During the 2008-2009 war on Gaza, Israel closed the most convenient entrance for residents on the way to or from central Jerusalem in an effort to keep the residents separated and invisible to the nearby Jewish Israeli population. Authorities tore up the road and blocked it with cement and dirt piled high so only foot traffic could pass through. The stated reason was to quell unrest from demonstrators in the neighborhood and enhance “security”, yet all it did was make the residents coming and going take a longer rout, giving them another reason to be agitated.

Perhaps the most unsettling, if not unexpected, tool Israel uses to keep the Palestinian residents of Al-Issawiya cowed is the overwhelming force used by riot police which I saw firsthand during the recent unrest that spread across the city after two Jerusalem Palestinians were killed by an Israeli security guard. More than a dozen police officers with full riot gear would descend on the main remaining entry to the neighborhood to square off with masked young men.

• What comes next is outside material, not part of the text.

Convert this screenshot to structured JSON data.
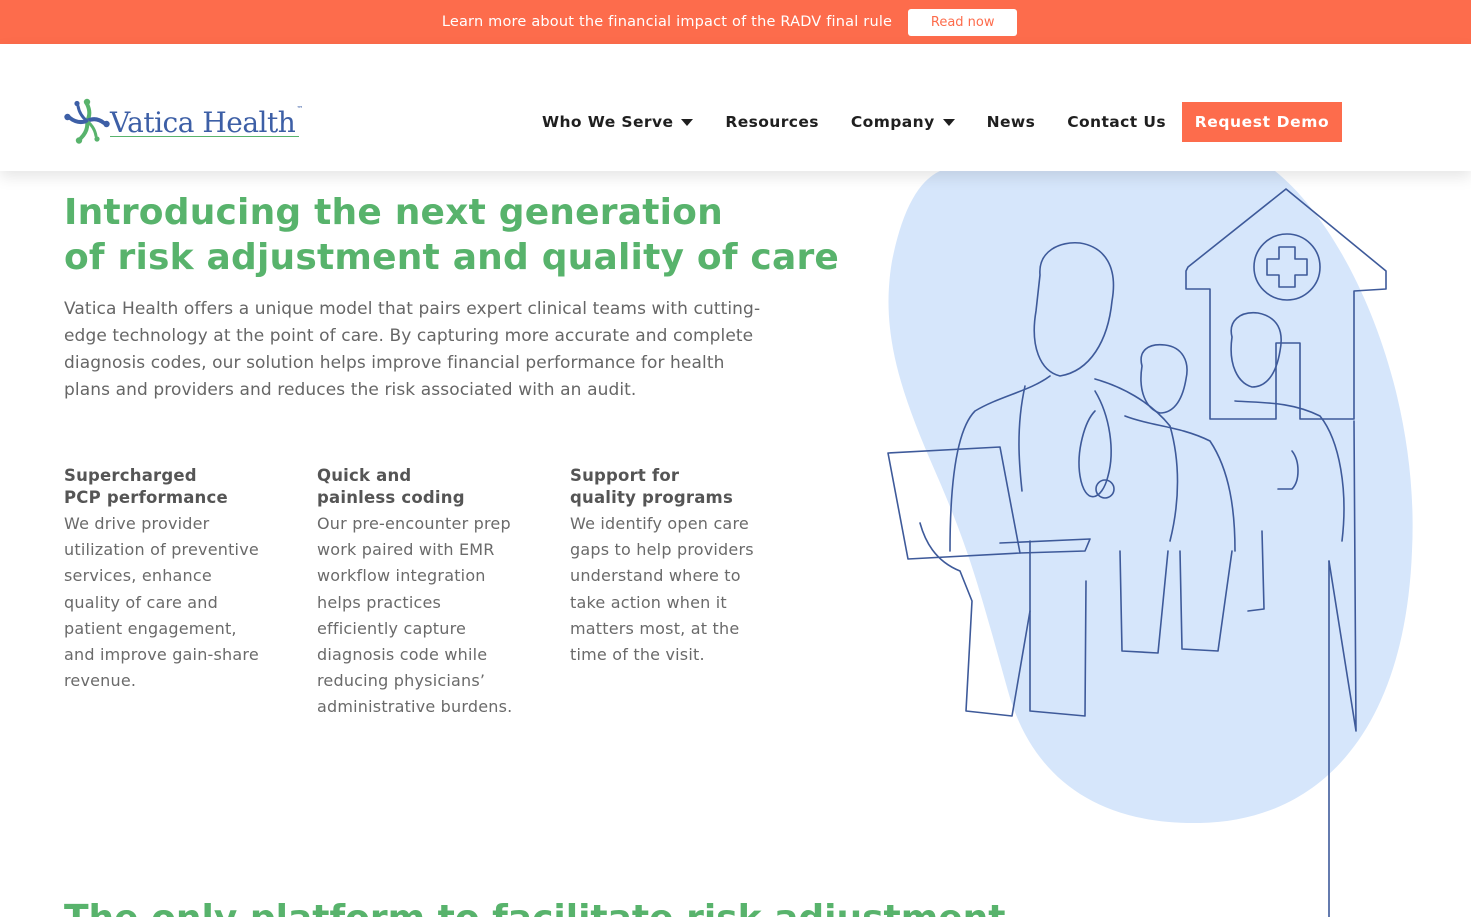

In the first days, the demonstrators began the clashes by closing the entrance with stones and setting trash on fire to block passage. But after a few days the demonstrators stopped showing up and so when the police arrived to quell a non-existent riot, they began throwing dozens of stun grenades to wake up the neighborhood and start the clashes.

Crowd control police were so liberal with their “non-lethal” weapons last week that they used so much tear gas within the dense neighborhood, a 14-month-old infant in his home actually suffocated from inhaling too much.

As the subjects of so much authoritarian abuse it makes me understand a little about why the people in the neighborhood dislike outsiders. The police have no presence inside the neighborhood other than quelling the discontented outbursts that come every now and then when residents feel they must do something to voice their anger at the system.

The authorities in charge in the neighborhood are the influential elders and tough guys who keep their own brand of order in place, and anyone who tries to bring anything new or alien is seen as a threat. If the people are left to find justice for themselves within this essentially lawless bubble, how can the community ever move beyond enforcing simple social taboos?